For $1.75 Billion, Charleston SC Flood Wall Would NOT Protect: Aquarium, Ferry Terminal, AA Museum

The flood wall proposed to shield Charleston from surging ocean in a hurricane wouldn’t protect the S.C. Aquarium, the State Ports Authority’s Columbus Street Terminal or the new International African American Museum.

The wall, part of a $1.75 billion plan by the Army Corps of Engineers to protect the Charleston peninsula, would wrap around most of the lower city, and could help with both tropical cyclones and higher tides from sea level rise. The city of Charleston would need to pitch in 35 percent, or about $600 million.
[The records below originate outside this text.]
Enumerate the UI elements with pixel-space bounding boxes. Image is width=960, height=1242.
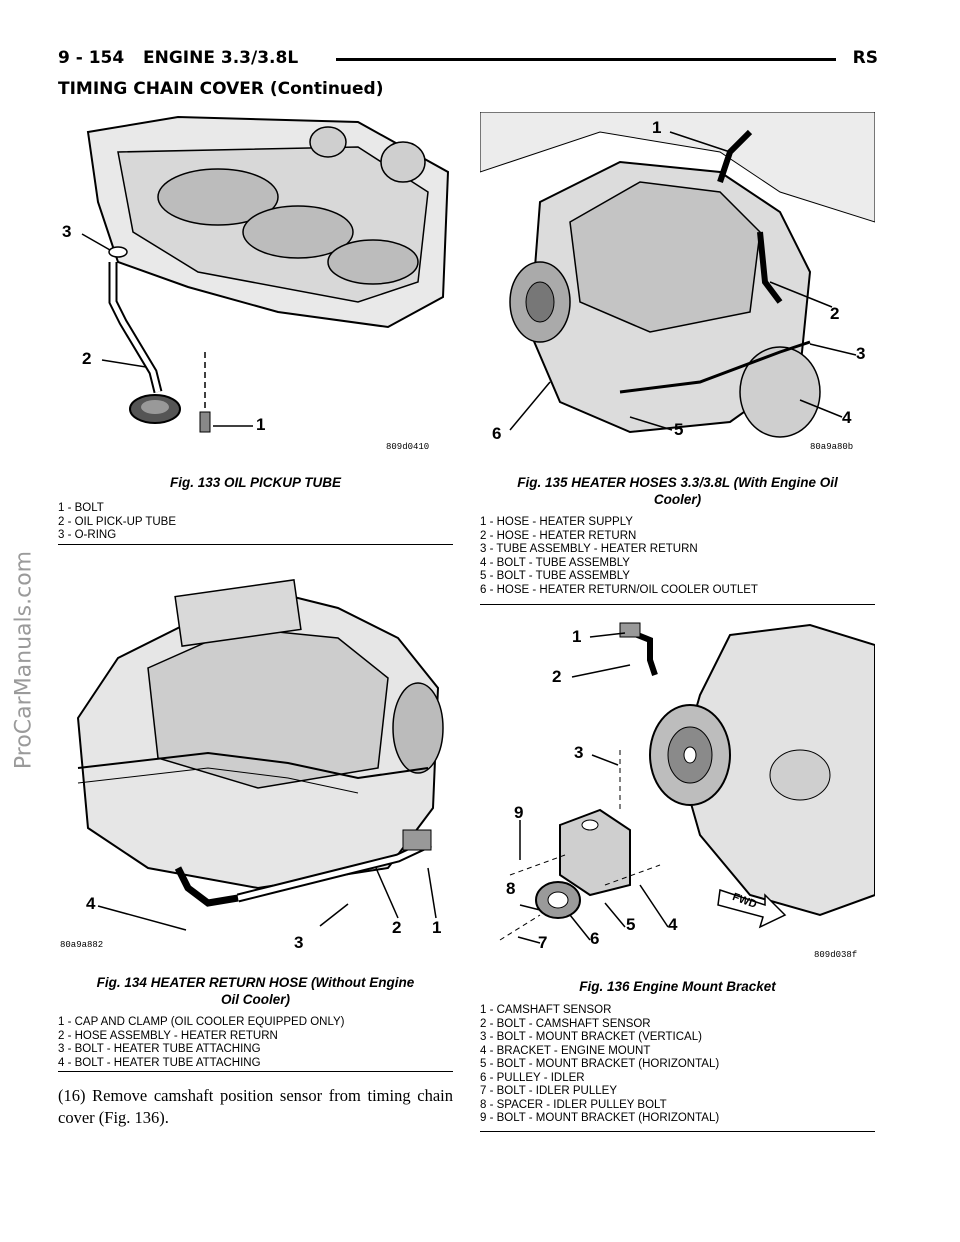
- legend-item: 2 - HOSE ASSEMBLY - HEATER RETURN: [58, 1029, 278, 1042]
- fig135-callout-6: 6: [492, 424, 502, 443]
- legend-item: 6 - PULLEY - IDLER: [480, 1071, 585, 1084]
- legend-item: 4 - BOLT - HEATER TUBE ATTACHING: [58, 1056, 261, 1069]
- fig135-rule: [480, 604, 875, 605]
- legend-item: 8 - SPACER - IDLER PULLEY BOLT: [480, 1098, 667, 1111]
- model-code: RS: [852, 48, 878, 68]
- fig136-code: 809d038f: [814, 950, 858, 960]
- fig133-rule: [58, 544, 453, 545]
- fig136-callout-7: 7: [538, 933, 548, 952]
- legend-item: 1 - HOSE - HEATER SUPPLY: [480, 516, 633, 528]
- fig135-callout-5: 5: [674, 420, 684, 439]
- fig135-illustration: [480, 112, 875, 467]
- header-rule: [336, 58, 836, 61]
- legend-item: 1 - BOLT: [58, 502, 104, 514]
- fig135-callout-3: 3: [856, 344, 866, 363]
- fig133-illustration: [58, 112, 453, 467]
- page-header: [58, 48, 878, 74]
- legend-item: 5 - BOLT - MOUNT BRACKET (HORIZONTAL): [480, 1058, 720, 1070]
- fig134-callout-3: 3: [294, 933, 304, 952]
- legend-item: 9 - BOLT - MOUNT BRACKET (HORIZONTAL): [480, 1112, 720, 1124]
- fig134-rule: [58, 1071, 453, 1072]
- fig133-code: 809d0410: [386, 442, 430, 452]
- section-title: TIMING CHAIN COVER (Continued): [58, 79, 384, 99]
- fig135-callout-4: 4: [842, 408, 852, 427]
- fig134-title: Fig. 134 HEATER RETURN HOSE (Without Engine Oil Cooler): [96, 975, 415, 1007]
- page-number: 9 - 154: [58, 48, 125, 68]
- fig136-callout-3: 3: [574, 743, 584, 762]
- legend-item: 3 - BOLT - MOUNT BRACKET (VERTICAL): [480, 1031, 702, 1043]
- legend-item: 7 - BOLT - IDLER PULLEY: [480, 1085, 617, 1097]
- legend-item: 6 - HOSE - HEATER RETURN/OIL COOLER OUTLET: [480, 583, 758, 596]
- fig136-illustration: [480, 615, 875, 975]
- legend-item: 4 - BRACKET - ENGINE MOUNT: [480, 1044, 651, 1057]
- fig136-callout-1: 1: [572, 627, 582, 646]
- chapter-title: ENGINE 3.3/3.8L: [143, 48, 299, 68]
- fig136-callout-4: 4: [668, 915, 678, 934]
- legend-item: 2 - HOSE - HEATER RETURN: [480, 529, 637, 542]
- fig135-callout-1: 1: [652, 118, 662, 137]
- fig134-callout-1: 1: [432, 918, 442, 937]
- fig136-callout-5: 5: [626, 915, 636, 934]
- fig135-code: 80a9a80b: [810, 442, 854, 452]
- fig136-callout-6: 6: [590, 929, 600, 948]
- fig134-illustration: [58, 568, 453, 961]
- legend-item: 4 - BOLT - TUBE ASSEMBLY: [480, 556, 630, 569]
- fig133-title: Fig. 133 OIL PICKUP TUBE: [169, 475, 342, 490]
- fig135-legend: [480, 516, 758, 597]
- fig133-callout-1: 1: [256, 415, 266, 434]
- fig134-callout-2: 2: [392, 918, 402, 937]
- fig134-legend: [58, 1016, 345, 1070]
- fig136-callout-8: 8: [506, 879, 516, 898]
- procedure-step-16: (16) Remove camshaft position sensor from timing chain cover (Fig. 136).: [58, 1086, 453, 1127]
- fig136-callout-2: 2: [552, 667, 562, 686]
- legend-item: 3 - O-RING: [58, 529, 117, 541]
- fig133-callout-2: 2: [82, 349, 92, 368]
- legend-item: 3 - TUBE ASSEMBLY - HEATER RETURN: [480, 543, 698, 555]
- legend-item: 1 - CAP AND CLAMP (OIL COOLER EQUIPPED ONLY): [58, 1016, 345, 1028]
- fig136-callout-9: 9: [514, 803, 524, 822]
- legend-item: 1 - CAMSHAFT SENSOR: [480, 1004, 612, 1016]
- fwd-label: FWD: [730, 891, 759, 911]
- fig133-callout-3: 3: [62, 222, 72, 241]
- legend-item: 2 - OIL PICK-UP TUBE: [58, 515, 177, 528]
- fig133-legend: [58, 502, 176, 543]
- fig135-title: Fig. 135 HEATER HOSES 3.3/3.8L (With Engine Oil Cooler): [517, 475, 838, 507]
- fig134-callout-4: 4: [86, 894, 96, 913]
- side-watermark: ProCarManuals.com: [11, 550, 37, 770]
- legend-item: 5 - BOLT - TUBE ASSEMBLY: [480, 570, 630, 582]
- legend-item: 2 - BOLT - CAMSHAFT SENSOR: [480, 1017, 651, 1030]
- fig136-title: Fig. 136 Engine Mount Bracket: [579, 979, 776, 994]
- fig136-rule: [480, 1131, 875, 1132]
- fig135-callout-2: 2: [830, 304, 840, 323]
- fig134-code: 80a9a882: [60, 940, 104, 950]
- fig136-legend: [480, 1004, 719, 1126]
- legend-item: 3 - BOLT - HEATER TUBE ATTACHING: [58, 1043, 261, 1055]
But in addition to standing behind those high-profile landmarks, the wall would give no protection to the low-income housing Bridgeview Village apartments or the Rosemont community, a small neighborhood that regularly sees its own flooding issues. Instead, the Corps is suggesting “nonstructural” work at those two sites — which may mean buying out the properties and leveling them, or may mean preserving the homes by elevation, relocation or flood-proofing.


The flood protection plan, the result of 18 months of study, will be refined over the next year and the path of the wall could still change. For it to actually come to fruition would take community buy-in, and an appropriation from Congress; City Council won’t have to commit until fall of 2021, but even after then, the federal government may not decide to fund the plan.